Some more good articles have come out in the past couple of days on the prospects for the oil industry of regime change in Iraq, including this LA Times article exploring whether regime change would weaken OPEC. The experts interviewed have mixed opinions on whether Iraq would leave OPEC under a new regime, but all agree that more capital investment in the industry in Iraq would change the dynamic of OPEC. OPEC is in difficult straits at the moment, and is unlikely to be able to sustain the current high prices, as the closing comment in this article notes:
“OPEC faces problems not just from Iraq,” said Petroleum Finance Co.’s Alkadiri. “Global demand isn’t increasing that rapidly. You have a lot of non-OPEC production coming on. Within OPEC, you have countries that are well over their production quotas. You have a whole bunch of problems that point to a struggle within the organization and, ultimately, to the unsustainability of present prices.”
An article in Saturday’s New York Times examines the prospects for the oil service sector of the industry, which could see a lot of work from rehabilitating Iraq’s derelict oil fields. The article refers to a Deutsche Bank analysis by Adam Sieminski, one of the best energy analysts around, that points out the agreements between Iraq, Russia and France in the past decade:
Over the last several years, Mr. Hussein has signed memorandums of understanding with oil companies to develop fields once sanctions are lifted. With the United States and Britain most sharply at odds with Mr. Hussein, American companies and BP did not participate in the process. Mr. Hussein himself favored companies from France, Russia and China ? in an effort, Mr. Sieminski said, to win friends in the United Nations Security Council.
There is debate in the industry about whether those agreements will be honored once sanctions are lifted, Mr. Sieminski said. If Mr. Hussein remains, the memorandums would probably remain valid.
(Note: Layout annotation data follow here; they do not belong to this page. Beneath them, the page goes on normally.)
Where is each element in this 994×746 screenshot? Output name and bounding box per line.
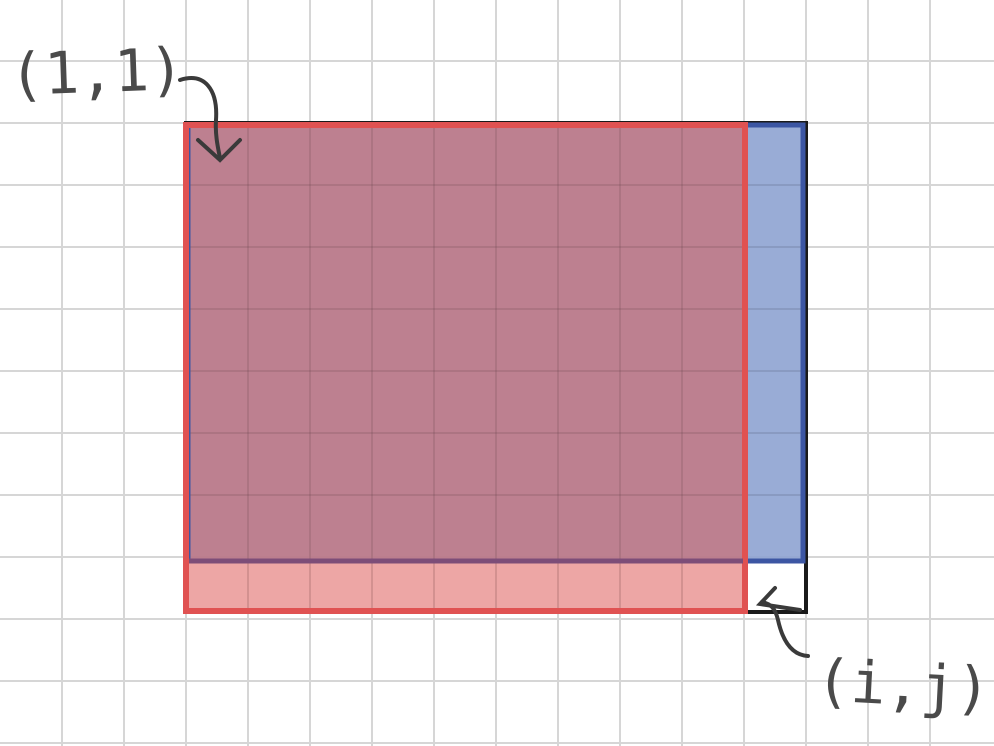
grid-overlay	[186, 123, 806, 612]
top-left-arrow	[178, 76, 242, 163]
bottom-right-arrow	[755, 586, 810, 658]
bottom-right-label: (i,j)	[814, 646, 992, 723]
red-rectangle	[183, 122, 748, 614]
red-rectangle-strip	[186, 561, 745, 611]
overlap-region	[186, 125, 745, 561]
top-left-label: (1,1)	[8, 35, 185, 109]
blue-rectangle-strip	[745, 125, 804, 561]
But if he goes, there would most likely be a great deal of jockeying to develop fields that hold billions of barrels of oil, industry experts said.
This history makes the whole issue of “regime change in Iraq is about oil” very, very complicated. Have Russia and France been entering agreements with Iraq that violate the spirit of the UN sanctions? How likely is it that they would not be able to invest in Iraq? I would bet that these kind of considerations are influencing their attitudes toward regime change. Much of exploration and capital investment in the oil industry these days is done through multinational partnerships, and Russia and France would like to ensure that their oil companies can participate in such partnerships; Nick Schulz of Tech Central Station made this point in a National Review online commentary in September, and it’s very important. A negative spin on this point, though, would be that regime change in Iraq could remove Russian and French oil companies from their preferential relationships with Iraqi leadership, feeding into Russia and France not supporting regime change. I don’t think this negative spin makes sense, because having preferential treatment in an environment with decrepit capital assets, UN sanctions, and other obstacles to trade really cuts the prospects for profitability in Russia’s and France’s slice of the pie.
The truly beautiful thing about free trade and investment is that the size of the pie increases, so even if you have a small slice you end up with more than you had before. The richness and potential of Iraq’s human capital and oil assets are a growth opportunity for Iraqis and for multinational consortial of oil and oil service companies to work in collaboration with them to create value that does not currently exist. So there’s room for persuading Russian and French oil companies that a modern Iraq will benefit them, in addition to the benefit for Iraqis of modernity (to use Tom Friedman’s language, which I like in this case).